Le transfert d’un mandement apostolique à Paris, le 21 avril 1373, complète ce tableau. Il manifeste la circulation d’ordres ou d’instructions à destination du prélat dans un cadre qui dépasse son seul siège et l’inscrit dans des réseaux d’action ecclésiastique plus larges.
Relations personnelles attestées
Les relations les plus explicites sont celles qui unissent l’archevêque aux quatre frères appelants : Pierre de Bononia, R. de Pruino, Bertrand de Sartiges et Guillaume de Chambonent. Leur démarche du 10 mai le place au centre d’une procédure d’appel précisément datée.
Il est également en relation avec Gautier de Bures, dont la déposition, à Sens le 19 décembre, le mentionne expressément. La notice conserve en outre des liens nominaux avec Simon de Gormessi et avec Guillaume de Melun. Dans ces deux derniers cas, la relation est assurée, mais sa nature exacte ne peut être précisée davantage à partir des seules mentions disponibles.
Enfin, Aimericus entre dans l’entourage procédural de l’archevêque par le biais du nouvel examen conduit à Sens durant le carême précédent. Ce lien relève clairement de l’exercice d’une autorité d’examen ou de jugement.
Portée historique
L’ensemble des mentions de 1373 fait apparaître l’archevêque de Sens comme une figure institutionnelle fortement présente dans les affaires ecclésiastiques de son temps. Son activité attestée associe réception ou implication dans des appels, conduite d’un nouvel examen, présence dans une déposition, participation à un concile provincial et appartenance à une assemblée conciliaire tenue à Paris.

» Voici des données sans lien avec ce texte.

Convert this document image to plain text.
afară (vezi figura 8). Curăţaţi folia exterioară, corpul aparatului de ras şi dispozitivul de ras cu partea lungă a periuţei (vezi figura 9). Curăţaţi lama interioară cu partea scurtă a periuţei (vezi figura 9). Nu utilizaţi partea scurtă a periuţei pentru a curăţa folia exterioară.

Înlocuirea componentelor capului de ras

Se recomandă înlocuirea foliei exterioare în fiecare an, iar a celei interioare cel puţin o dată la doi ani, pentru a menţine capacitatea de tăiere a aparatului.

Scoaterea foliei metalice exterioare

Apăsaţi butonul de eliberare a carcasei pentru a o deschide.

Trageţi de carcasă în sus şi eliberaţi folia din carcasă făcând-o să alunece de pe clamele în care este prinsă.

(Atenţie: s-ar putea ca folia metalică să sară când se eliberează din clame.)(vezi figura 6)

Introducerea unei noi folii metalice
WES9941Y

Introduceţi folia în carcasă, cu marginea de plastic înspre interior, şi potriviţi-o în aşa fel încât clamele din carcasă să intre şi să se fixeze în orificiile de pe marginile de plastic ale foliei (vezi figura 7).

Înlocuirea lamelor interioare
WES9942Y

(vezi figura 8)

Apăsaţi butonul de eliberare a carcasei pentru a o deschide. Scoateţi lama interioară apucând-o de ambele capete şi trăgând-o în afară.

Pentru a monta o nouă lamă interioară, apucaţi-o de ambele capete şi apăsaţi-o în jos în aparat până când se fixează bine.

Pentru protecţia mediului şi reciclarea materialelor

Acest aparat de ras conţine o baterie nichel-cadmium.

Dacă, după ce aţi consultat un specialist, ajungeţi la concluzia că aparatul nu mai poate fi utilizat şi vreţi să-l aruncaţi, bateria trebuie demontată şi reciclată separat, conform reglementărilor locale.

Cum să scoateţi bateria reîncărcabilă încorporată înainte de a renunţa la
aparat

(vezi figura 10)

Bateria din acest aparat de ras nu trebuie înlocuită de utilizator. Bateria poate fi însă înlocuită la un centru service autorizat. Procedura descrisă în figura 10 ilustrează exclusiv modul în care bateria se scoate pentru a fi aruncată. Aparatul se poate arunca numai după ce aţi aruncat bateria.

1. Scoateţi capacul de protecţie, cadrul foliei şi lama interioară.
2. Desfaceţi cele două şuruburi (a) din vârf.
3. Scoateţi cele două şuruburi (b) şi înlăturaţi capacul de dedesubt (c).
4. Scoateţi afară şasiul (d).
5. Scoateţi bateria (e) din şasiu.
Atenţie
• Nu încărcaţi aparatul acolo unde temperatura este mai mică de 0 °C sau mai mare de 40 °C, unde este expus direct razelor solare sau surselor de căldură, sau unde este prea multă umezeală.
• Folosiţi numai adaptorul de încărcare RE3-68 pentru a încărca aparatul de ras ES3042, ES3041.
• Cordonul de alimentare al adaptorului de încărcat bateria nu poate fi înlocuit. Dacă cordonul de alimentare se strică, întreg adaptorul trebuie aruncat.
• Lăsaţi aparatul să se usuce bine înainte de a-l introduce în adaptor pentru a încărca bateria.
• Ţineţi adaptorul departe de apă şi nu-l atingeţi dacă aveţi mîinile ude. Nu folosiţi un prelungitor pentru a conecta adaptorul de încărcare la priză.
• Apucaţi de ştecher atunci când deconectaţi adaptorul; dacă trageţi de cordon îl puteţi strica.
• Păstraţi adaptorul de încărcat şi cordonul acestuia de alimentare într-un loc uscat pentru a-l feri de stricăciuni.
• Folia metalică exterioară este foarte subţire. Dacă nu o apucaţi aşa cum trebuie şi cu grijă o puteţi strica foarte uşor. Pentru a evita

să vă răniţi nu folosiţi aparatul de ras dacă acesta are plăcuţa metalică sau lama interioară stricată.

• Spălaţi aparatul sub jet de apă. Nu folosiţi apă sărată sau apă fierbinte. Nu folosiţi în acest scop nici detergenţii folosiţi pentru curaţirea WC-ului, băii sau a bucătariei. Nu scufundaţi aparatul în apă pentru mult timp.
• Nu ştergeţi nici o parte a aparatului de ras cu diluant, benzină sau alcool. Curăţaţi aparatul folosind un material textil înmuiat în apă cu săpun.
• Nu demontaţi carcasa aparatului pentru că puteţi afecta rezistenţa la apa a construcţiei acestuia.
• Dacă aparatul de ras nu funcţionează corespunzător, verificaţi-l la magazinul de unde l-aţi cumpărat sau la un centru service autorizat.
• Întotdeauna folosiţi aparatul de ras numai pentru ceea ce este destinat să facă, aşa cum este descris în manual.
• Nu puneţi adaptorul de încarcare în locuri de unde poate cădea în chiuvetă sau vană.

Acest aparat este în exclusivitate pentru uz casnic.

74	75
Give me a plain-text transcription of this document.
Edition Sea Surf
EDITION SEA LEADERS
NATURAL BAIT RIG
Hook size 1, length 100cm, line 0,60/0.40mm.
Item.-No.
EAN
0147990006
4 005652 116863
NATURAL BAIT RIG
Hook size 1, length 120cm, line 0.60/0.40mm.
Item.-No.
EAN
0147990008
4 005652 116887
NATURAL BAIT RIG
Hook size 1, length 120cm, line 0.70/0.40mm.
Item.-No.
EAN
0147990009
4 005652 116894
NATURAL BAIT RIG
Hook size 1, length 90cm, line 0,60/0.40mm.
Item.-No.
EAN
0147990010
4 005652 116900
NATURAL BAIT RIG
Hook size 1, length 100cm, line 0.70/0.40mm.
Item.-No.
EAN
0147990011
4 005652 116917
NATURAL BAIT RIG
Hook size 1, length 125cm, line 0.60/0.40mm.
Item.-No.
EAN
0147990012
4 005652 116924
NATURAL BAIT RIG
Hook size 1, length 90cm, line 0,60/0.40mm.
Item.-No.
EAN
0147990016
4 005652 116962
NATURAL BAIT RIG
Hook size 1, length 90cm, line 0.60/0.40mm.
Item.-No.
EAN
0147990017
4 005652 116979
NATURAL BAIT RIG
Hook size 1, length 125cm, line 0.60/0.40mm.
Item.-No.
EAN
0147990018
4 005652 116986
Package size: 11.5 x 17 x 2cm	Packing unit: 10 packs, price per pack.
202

La cohérence de ces données tient à la continuité de la fonction : entre Sens et Paris, l’archevêque exerce une autorité à la fois territoriale, judiciaire et collégiale. Les actes ne livrent pas tant une biographie personnelle qu’un faisceau d’interventions qui permettent de mesurer, pour 1373, le rôle concret d’un archevêque dans la circulation des causes, l’encadrement des procédures et la tenue des assemblées ecclésiastiques.